Downtown noise causes tension between residents and businesses

The growth of Raleigh is nothing short of phenomenal, but with that growth comes complaints.
November 19, 2013 4:10:02 PM PST
The growth of Raleigh is nothing short of phenomenal, but with that growth comes complaints.

Downtown Raleigh has become kind of the "it" spot for young professionals looking to work and live in the same area, and while people are trying to get the best of both worlds, they cannot take the noise.

People who live downtown say they are paying high prices to be miserable, but the Raleigh City Council is not taking up the issue just yet.

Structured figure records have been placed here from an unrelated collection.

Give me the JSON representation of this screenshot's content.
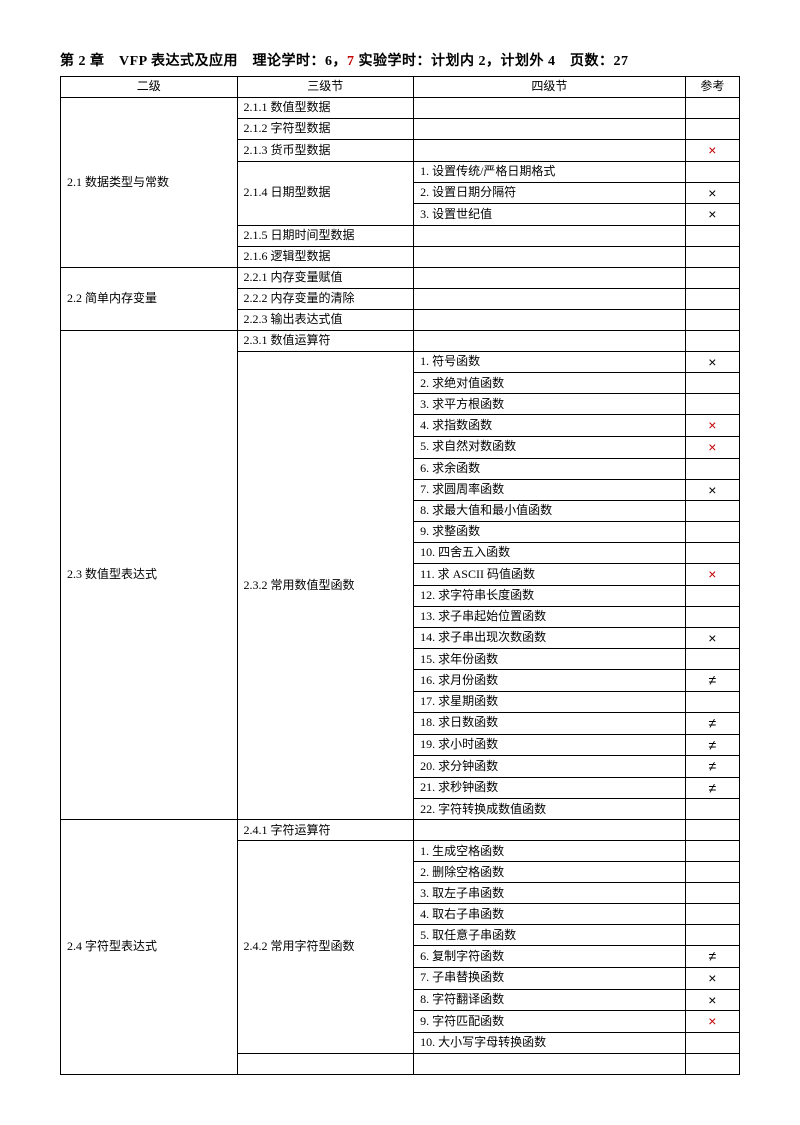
{
  "title_parts": {
    "p1": "第 2 章　VFP 表达式及应用　理论学时：6，",
    "p2": "7",
    "p3": " 实验学时：计划内 2，计划外 4　页数：27"
  },
  "headers": {
    "c1": "二级",
    "c2": "三级节",
    "c3": "四级节",
    "c4": "参考"
  },
  "symbols": {
    "x_red": "×",
    "x_black": "×",
    "ne": "≠"
  },
  "sections": [
    {
      "l2": "2.1 数据类型与常数",
      "l3rows": [
        {
          "l3": "2.1.1 数值型数据",
          "l4": [
            {
              "t": "",
              "ref": ""
            }
          ]
        },
        {
          "l3": "2.1.2 字符型数据",
          "l4": [
            {
              "t": "",
              "ref": ""
            }
          ]
        },
        {
          "l3": "2.1.3 货币型数据",
          "l4": [
            {
              "t": "",
              "ref": "x_red"
            }
          ]
        },
        {
          "l3": "2.1.4 日期型数据",
          "l4": [
            {
              "t": "1. 设置传统/严格日期格式",
              "ref": ""
            },
            {
              "t": "2. 设置日期分隔符",
              "ref": "x_black"
            },
            {
              "t": "3. 设置世纪值",
              "ref": "x_black"
            }
          ]
        },
        {
          "l3": "2.1.5 日期时间型数据",
          "l4": [
            {
              "t": "",
              "ref": ""
            }
          ]
        },
        {
          "l3": "2.1.6 逻辑型数据",
          "l4": [
            {
              "t": "",
              "ref": ""
            }
          ]
        }
      ]
    },
    {
      "l2": "2.2 简单内存变量",
      "l3rows": [
        {
          "l3": "2.2.1 内存变量赋值",
          "l4": [
            {
              "t": "",
              "ref": ""
            }
          ]
        },
        {
          "l3": "2.2.2 内存变量的清除",
          "l4": [
            {
              "t": "",
              "ref": ""
            }
          ]
        },
        {
          "l3": "2.2.3 输出表达式值",
          "l4": [
            {
              "t": "",
              "ref": ""
            }
          ]
        }
      ]
    },
    {
      "l2": "2.3 数值型表达式",
      "l3rows": [
        {
          "l3": "2.3.1 数值运算符",
          "l4": [
            {
              "t": "",
              "ref": ""
            }
          ]
        },
        {
          "l3": "2.3.2 常用数值型函数",
          "l4": [
            {
              "t": "1. 符号函数",
              "ref": "x_black"
            },
            {
              "t": "2. 求绝对值函数",
              "ref": ""
            },
            {
              "t": "3. 求平方根函数",
              "ref": ""
            },
            {
              "t": "4. 求指数函数",
              "ref": "x_red"
            },
            {
              "t": "5. 求自然对数函数",
              "ref": "x_red"
            },
            {
              "t": "6. 求余函数",
              "ref": ""
            },
            {
              "t": "7. 求圆周率函数",
              "ref": "x_black"
            },
            {
              "t": "8. 求最大值和最小值函数",
              "ref": ""
            },
            {
              "t": "9. 求整函数",
              "ref": ""
            },
            {
              "t": "10. 四舍五入函数",
              "ref": ""
            },
            {
              "t": "11. 求 ASCII 码值函数",
              "ref": "x_red"
            },
            {
              "t": "12. 求字符串长度函数",
              "ref": ""
            },
            {
              "t": "13. 求子串起始位置函数",
              "ref": ""
            },
            {
              "t": "14. 求子串出现次数函数",
              "ref": "x_black"
            },
            {
              "t": "15. 求年份函数",
              "ref": ""
            },
            {
              "t": "16. 求月份函数",
              "ref": "ne"
            },
            {
              "t": "17. 求星期函数",
              "ref": ""
            },
            {
              "t": "18. 求日数函数",
              "ref": "ne"
            },
            {
              "t": "19. 求小时函数",
              "ref": "ne"
            },
            {
              "t": "20. 求分钟函数",
              "ref": "ne"
            },
            {
              "t": "21. 求秒钟函数",
              "ref": "ne"
            },
            {
              "t": "22. 字符转换成数值函数",
              "ref": ""
            }
          ]
        }
      ]
    },
    {
      "l2": "2.4 字符型表达式",
      "l3rows": [
        {
          "l3": "2.4.1 字符运算符",
          "l4": [
            {
              "t": "",
              "ref": ""
            }
          ]
        },
        {
          "l3": "2.4.2 常用字符型函数",
          "l4": [
            {
              "t": "1. 生成空格函数",
              "ref": ""
            },
            {
              "t": "2. 删除空格函数",
              "ref": ""
            },
            {
              "t": "3. 取左子串函数",
              "ref": ""
            },
            {
              "t": "4. 取右子串函数",
              "ref": ""
            },
            {
              "t": "5. 取任意子串函数",
              "ref": ""
            },
            {
              "t": "6. 复制字符函数",
              "ref": "ne"
            },
            {
              "t": "7. 子串替换函数",
              "ref": "x_black"
            },
            {
              "t": "8. 字符翻译函数",
              "ref": "x_black"
            },
            {
              "t": "9. 字符匹配函数",
              "ref": "x_red"
            },
            {
              "t": "10. 大小写字母转换函数",
              "ref": ""
            }
          ]
        },
        {
          "l3": "",
          "l4": [
            {
              "t": "",
              "ref": ""
            }
          ]
        }
      ]
    }
  ]
}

On Monday, the Raleigh City Council postponed a vote on the noise battle in the city.

Some downtown Raleigh residents feel it is too loud at night, they say they cannot sleep and that local establishments are to blame.

"When at 2 a.m. people are coming out of bars, creating noise and waking us up, depriving us of our sleep...it creates problems where it's hard to conduct business the next day. It's hard to be at our best," said downtown resident Will Marks.

Calls for service in the downtown district have mostly gone up in the last year. There were 339 loud music complaints and 206 loud noise calls.

"You want a city to build, you got to open doors. Let people know what's going on," said Napper Tandy's owner Robert Stapleton.

Stapleton says live music and the excitement of a rowdy crowd pull people into his business. He argues that businesses are already required to close the front door at 11 p.m. and any further restrictions would harm the bottom line.

"Our alcohol taxes are the highest in the country. Our liquor taxes are the highest. We pay nothing but taxes on liquor and beer around here, but we really need for them to give us something so we can make some money too," said Stapleton.

The Downtown Raleigh Alliance is looking to broker a deal. The nonprofit organization wants to reach an agreement with residents and businesses.

"We really need a way to develop a compressive solution. Raleigh has two bona fide areas that draw 5,000 to 10,000 people every Friday or Saturday night," said David Diaz, with Downtown Raleigh Alliance.

Raleigh City Council will revisit the noise issue in 90 days.

During that time, the Downtown Raleigh Alliance will try to come up with some solutions to present.